Rapper Plays White House, Hilarity Ensues
- First Posted: May 12 2011 16:30 PM
- Updated: 28 minutes ago
Right-wingers pile on Common for lyrics he wrote about killing police. His acting career would have been a much better target.
The usual suspects have condemned U.S. President Barack Obama for inviting socially conscious hip-hop artist Common to perform at the White House last night. Their rub? In a 2007 poem, Common speaks about strained relations between police and black people in which one could, if he or she had no understanding of artistic licence in hip-hop or the rest of Common's much more nuanced ouevre, make the case that he's in favour of killing police.
Fox News' website features some great wince-inducing attempts by Sean Hannity and Bill O'Reilly to talk about rap, while lobbing verbal grenades at an MC whom they've presumably never listened to before this week.
Similarly, Sarah Palin nearly ruins one of the genre's greatest songs: “The judgment is just so lacking of class and decency and all that's good about America ... They're just inviting someone like me or someone else to ask, 'C'mon Barack Obama, who are you palling around with now?... I'm not anti-rap.
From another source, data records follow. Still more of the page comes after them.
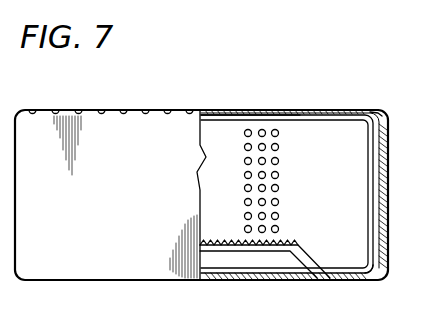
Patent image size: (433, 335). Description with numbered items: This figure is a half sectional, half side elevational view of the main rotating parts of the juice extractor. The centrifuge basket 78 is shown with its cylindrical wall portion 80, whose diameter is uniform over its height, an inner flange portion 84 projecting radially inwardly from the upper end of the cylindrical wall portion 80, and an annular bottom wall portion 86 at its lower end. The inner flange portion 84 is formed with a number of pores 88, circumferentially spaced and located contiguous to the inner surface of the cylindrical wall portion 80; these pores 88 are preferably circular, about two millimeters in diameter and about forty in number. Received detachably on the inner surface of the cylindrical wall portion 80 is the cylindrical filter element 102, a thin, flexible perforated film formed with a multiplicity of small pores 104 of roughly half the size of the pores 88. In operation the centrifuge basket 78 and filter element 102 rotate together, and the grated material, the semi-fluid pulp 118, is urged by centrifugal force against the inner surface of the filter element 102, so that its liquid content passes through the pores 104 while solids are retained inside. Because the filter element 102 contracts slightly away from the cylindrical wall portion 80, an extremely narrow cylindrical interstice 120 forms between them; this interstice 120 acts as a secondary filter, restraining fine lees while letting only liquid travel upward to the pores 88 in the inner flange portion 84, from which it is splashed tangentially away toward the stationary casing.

The centrifuge basket 78 is at (213, 110).
The cylindrical wall portion 80 is at (389, 168).
The inner flange portion 84 is at (371, 112).
The annular bottom wall portion 86 is at (346, 283).
The pores 88 is at (99, 108).
The cylindrical filter element 102 is at (258, 119).
The small pores 104 is at (279, 161).
The semi-fluid pulp 118 is at (364, 186).
The cylindrical interstice 120 is at (383, 260).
In fact, like Bret Baier, I know the lyrics to 'Rapper's Delight.'"
Thomas Chatterton Williams delivers a much more reasoned criticism in the New York Daily News: “It is our sad reality to find ourselves in an era in which the bar for what is considered to be 'positive' is set so low that anyone who rhymes words together for a living and refrains from advocating selling drugs may be said to fit the label,” he writes. “We don't need the Obamas to tell us that Common is a great poet or that Jay-Z and Lil' Wayne are cool entertainers. That is the message we hear everywhere around us.”
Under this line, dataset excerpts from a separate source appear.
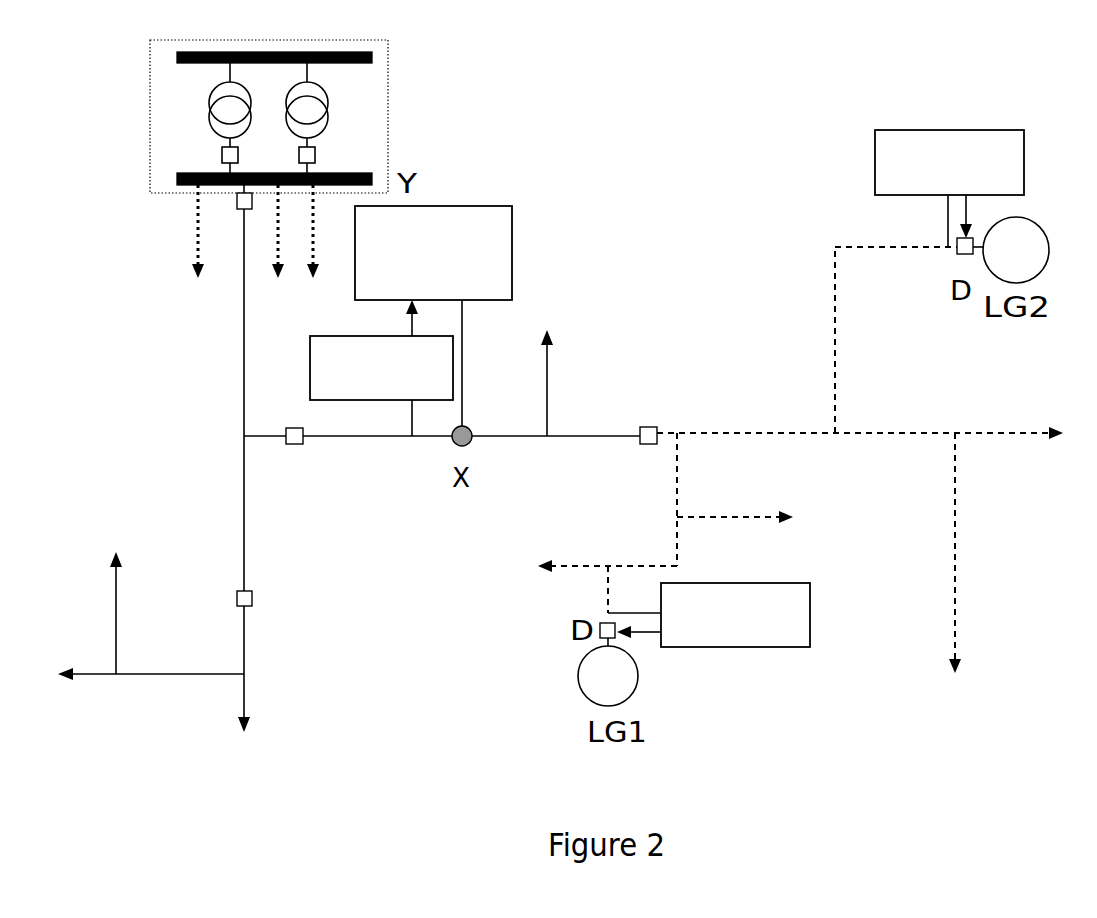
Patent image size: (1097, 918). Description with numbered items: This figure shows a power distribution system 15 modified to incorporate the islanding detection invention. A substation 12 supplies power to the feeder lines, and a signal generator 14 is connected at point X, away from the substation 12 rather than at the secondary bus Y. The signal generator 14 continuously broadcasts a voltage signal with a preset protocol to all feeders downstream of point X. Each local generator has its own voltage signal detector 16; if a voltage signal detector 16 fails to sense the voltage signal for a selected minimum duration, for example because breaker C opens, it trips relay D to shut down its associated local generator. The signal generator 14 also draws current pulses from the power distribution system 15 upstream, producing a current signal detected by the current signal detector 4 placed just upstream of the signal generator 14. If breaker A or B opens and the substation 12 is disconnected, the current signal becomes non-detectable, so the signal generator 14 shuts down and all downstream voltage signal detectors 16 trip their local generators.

The substation 12 is at (237, 116).
The signal generator 14 is at (512, 227).
The current signal detector 4 is at (330, 336).
The power distribution system 15 is at (692, 118).
The voltage signal detector 16 is at (750, 647).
Thankfully, Jamal Simmons writes in The Root precisely why the whole uproar is as misguided as Common's 2008 album Universal Mind Control: “When gunfire and drugs are the norm, when friends killed and poor schools for most are standard, when police are seen as both friend and foe - and when all of this happens while television portrays lifestyles of ease and comfort just miles from your home but light years from your reality - hostility and anger are expected responses ... Blaming an artist whose work constructively tells the story of that pain and a too-often indifferent government is certainly not the most constructive way to address it.”